Her yıl ABD’de ortalama 500 bin kadının, genital siğil nedeniyle doktora başvurduğuna dikkat çeken Bayırlı, “Genital bölge ve mukozalarda enfeksiyon yaparak siğil şeklinde kitlelerin oluşumuna neden olan HPV enfeksiyonu, vücutta hücreler içine yerleşiyor. Rahim ağzı kanseri kadın genital kanserleri içerisinde ikinci sıklıkta görülüyor. Rahim ağzı kanserlerinin yüzde 99,7’si HPV virüsü nedeniyle oluşuyor. Genital enfeksiyonlar arasında da HPV’nin rolü giderek artıyor. HPV, ABD’de cinsel ilişki ile bulaşan hastalıklar arasında ilk sırada yer alıyor. HPV enfeksiyonunun cinsel yolla bulaşan hastalıklar grubunda yer alıyor. Özellikle çok sayıda cinsel eşi olan bireyler ve bu bireylerin eşlerinde HPV yaygın olarak görülüyor. Enfeksiyon, cinsel ilişki esnasındaki temas ile bulaşıyor, erkeğin kondom kullanması ise bulaşma riskini azaltsa da sıfıra indirmiyor” dedi.
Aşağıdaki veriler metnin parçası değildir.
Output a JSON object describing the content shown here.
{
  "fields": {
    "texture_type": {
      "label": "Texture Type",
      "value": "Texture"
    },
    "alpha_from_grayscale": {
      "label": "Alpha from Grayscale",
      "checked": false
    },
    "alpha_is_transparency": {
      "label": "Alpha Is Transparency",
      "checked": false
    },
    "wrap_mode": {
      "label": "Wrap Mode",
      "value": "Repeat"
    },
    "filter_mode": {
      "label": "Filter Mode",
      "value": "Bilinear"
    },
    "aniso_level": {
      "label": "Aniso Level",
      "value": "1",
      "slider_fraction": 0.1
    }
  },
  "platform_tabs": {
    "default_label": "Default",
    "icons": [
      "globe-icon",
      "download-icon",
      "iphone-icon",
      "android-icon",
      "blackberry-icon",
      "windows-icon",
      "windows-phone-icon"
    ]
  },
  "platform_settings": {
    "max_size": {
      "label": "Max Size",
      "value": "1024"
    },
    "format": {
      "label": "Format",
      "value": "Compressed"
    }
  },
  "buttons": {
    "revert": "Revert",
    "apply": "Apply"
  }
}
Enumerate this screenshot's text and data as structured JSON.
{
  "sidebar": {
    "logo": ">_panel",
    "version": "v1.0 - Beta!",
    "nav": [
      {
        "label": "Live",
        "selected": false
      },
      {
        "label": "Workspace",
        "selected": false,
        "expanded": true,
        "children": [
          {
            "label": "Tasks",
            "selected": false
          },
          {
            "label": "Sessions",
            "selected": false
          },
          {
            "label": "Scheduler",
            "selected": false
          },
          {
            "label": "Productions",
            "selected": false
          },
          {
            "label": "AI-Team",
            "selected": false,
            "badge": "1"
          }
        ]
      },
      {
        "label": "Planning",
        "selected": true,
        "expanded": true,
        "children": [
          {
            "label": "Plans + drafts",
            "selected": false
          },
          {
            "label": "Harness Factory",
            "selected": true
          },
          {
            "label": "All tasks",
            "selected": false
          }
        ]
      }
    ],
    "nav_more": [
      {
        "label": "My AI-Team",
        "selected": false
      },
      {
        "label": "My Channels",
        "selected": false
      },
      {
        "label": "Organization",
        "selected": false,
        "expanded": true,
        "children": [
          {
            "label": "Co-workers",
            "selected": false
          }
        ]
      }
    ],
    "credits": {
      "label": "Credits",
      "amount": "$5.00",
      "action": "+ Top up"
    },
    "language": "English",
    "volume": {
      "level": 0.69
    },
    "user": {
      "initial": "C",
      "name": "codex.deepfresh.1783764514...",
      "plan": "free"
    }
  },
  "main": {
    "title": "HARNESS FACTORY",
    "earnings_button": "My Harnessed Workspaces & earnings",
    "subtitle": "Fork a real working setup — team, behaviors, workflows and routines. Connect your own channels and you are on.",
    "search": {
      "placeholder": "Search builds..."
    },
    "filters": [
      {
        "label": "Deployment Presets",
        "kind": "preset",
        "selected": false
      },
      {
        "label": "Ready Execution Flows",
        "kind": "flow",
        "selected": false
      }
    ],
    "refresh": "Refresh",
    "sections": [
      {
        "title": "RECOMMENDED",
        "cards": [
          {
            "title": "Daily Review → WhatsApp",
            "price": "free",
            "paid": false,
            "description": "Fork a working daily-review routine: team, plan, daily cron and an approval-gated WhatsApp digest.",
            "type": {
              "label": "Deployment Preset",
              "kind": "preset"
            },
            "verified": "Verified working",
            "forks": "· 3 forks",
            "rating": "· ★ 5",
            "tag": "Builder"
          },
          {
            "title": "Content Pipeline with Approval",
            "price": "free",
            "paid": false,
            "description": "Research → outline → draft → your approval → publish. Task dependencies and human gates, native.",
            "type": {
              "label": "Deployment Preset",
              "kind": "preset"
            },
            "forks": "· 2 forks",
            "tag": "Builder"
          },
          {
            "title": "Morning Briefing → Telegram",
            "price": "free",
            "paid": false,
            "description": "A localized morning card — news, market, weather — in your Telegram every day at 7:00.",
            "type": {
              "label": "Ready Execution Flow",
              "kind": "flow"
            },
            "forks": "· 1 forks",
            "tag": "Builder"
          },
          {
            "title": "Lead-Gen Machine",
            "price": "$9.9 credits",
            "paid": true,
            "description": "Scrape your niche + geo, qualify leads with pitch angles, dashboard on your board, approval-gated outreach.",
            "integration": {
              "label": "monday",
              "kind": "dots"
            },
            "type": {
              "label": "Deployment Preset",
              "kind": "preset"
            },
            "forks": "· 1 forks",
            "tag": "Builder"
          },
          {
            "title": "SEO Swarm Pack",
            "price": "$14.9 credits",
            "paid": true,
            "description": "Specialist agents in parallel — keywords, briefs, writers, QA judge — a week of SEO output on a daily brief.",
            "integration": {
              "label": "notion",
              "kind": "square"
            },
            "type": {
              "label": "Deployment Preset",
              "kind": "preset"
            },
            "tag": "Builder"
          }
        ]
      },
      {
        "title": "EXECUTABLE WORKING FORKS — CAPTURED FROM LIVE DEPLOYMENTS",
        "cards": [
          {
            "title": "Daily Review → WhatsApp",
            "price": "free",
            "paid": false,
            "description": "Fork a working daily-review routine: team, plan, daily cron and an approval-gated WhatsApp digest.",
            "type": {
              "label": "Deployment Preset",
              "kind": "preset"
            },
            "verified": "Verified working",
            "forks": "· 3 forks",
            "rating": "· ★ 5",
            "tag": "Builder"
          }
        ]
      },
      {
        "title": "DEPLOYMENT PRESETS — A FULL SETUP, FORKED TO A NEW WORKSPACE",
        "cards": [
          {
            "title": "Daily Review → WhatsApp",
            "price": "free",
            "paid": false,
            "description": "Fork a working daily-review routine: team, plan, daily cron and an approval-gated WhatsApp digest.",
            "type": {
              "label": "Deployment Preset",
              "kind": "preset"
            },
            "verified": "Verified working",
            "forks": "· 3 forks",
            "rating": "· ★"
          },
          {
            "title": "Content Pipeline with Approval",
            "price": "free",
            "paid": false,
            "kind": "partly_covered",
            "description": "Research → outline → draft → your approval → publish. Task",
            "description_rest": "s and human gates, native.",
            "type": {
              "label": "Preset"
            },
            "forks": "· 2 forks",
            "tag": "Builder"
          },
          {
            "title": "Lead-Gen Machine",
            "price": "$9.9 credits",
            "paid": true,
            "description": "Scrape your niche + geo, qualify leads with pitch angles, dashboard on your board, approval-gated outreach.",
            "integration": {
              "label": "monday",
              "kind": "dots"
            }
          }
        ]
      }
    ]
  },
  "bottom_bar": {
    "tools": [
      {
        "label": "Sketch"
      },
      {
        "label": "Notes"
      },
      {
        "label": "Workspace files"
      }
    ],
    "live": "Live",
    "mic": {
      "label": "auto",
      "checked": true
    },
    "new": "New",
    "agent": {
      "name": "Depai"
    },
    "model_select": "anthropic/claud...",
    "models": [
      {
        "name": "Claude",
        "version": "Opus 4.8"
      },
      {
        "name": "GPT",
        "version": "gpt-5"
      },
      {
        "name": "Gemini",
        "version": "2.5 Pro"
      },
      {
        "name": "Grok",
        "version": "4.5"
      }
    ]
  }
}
“ERKEKLERDE BELİRTİ GÖSTERMEYEBİLİR”
HPV bulaştıktan sonra genital bölgede veya anüs etrafında sayıları ve büyüklükleri değişken siğillerin oluştuğunu söyleyen Ramazan Bayırlı, “Enfeksiyon, özellikle erkeklerde tümüyle belirtisiz seyredebiliyor. Kadınlarda bazı durumlarda karnabahar görünümlü dev kitlelere de rastlanabiliyor. Ağız yoluyla yapılan cinsel temaslar sonucunda ağız mukozasında da lezyonlar ortaya çıkabiliyor. Kadınlarda bu enfeksiyon ancak Papsmear incelemesinde anlaşılabilir” şeklinde konuştu.
“LAZER VEYA CERRAHİ UYGULAMA İLE TEDAVİ EDİLİYOR”
HPV enfeksiyonlarının kriyoterapi, koterizasyon, lazer, cerrahi ve radyofrekans yöntemleriyle tedavi edilebildiğine dikkat çeken Kadın Hastalıkları ve Doğum Uzmanı Dr. Ramazan Bayırlı, konuyla ilgili konuşmasının devamında şunları söyledi:
“Bunun yanı sıra 2015 yılında bir çalışmada kullanılan VGX-3100 aşısının da enfeksiyonun tedavisine katkı sağladığı biliniyor. HPV aşısı için ideal zaman cinsel hayatın henüz başlamadığı genç kızlık dönemidir. Yine de her yaştaki kadın aşı olabiliyor. Bu aşı eğer vücutta HPV varsa bu virüsün ortadan kalkmasını sağlamıyor, yani tedavi edici özelliği bulunmuyor. Ancak 9-26 yaş grubunda aşı yaptıranlar rahim ağzı kanserinden ve kanser öncesi değişiklerden yüzde 90 oranında korunabiliyor. İleri yaş grubunda veya daha önce HPV ile enfekte olanlarda ise eğer bağışıklık sistemi virüsü vücuttan temizlerse sonrasında tekrar HPV alınmasını engelliyor. Aşının iki farklı tipi bulunuyor. Bunlardan biri 2, diğeri ise 4 tipe karşı koruyuculuk sağlıyor. Her iki aşının içerisinde de en fazla kanser nedeni olan 2 virüs tipine karşı koruyuculuk bulunuyor. Ancak 4 tipe karşı koruyuculuğu olan aşı aynı zamanda kansere dönüşme ihtimali olmayan siğillere karşı da koruyuculuk sağlıyor.”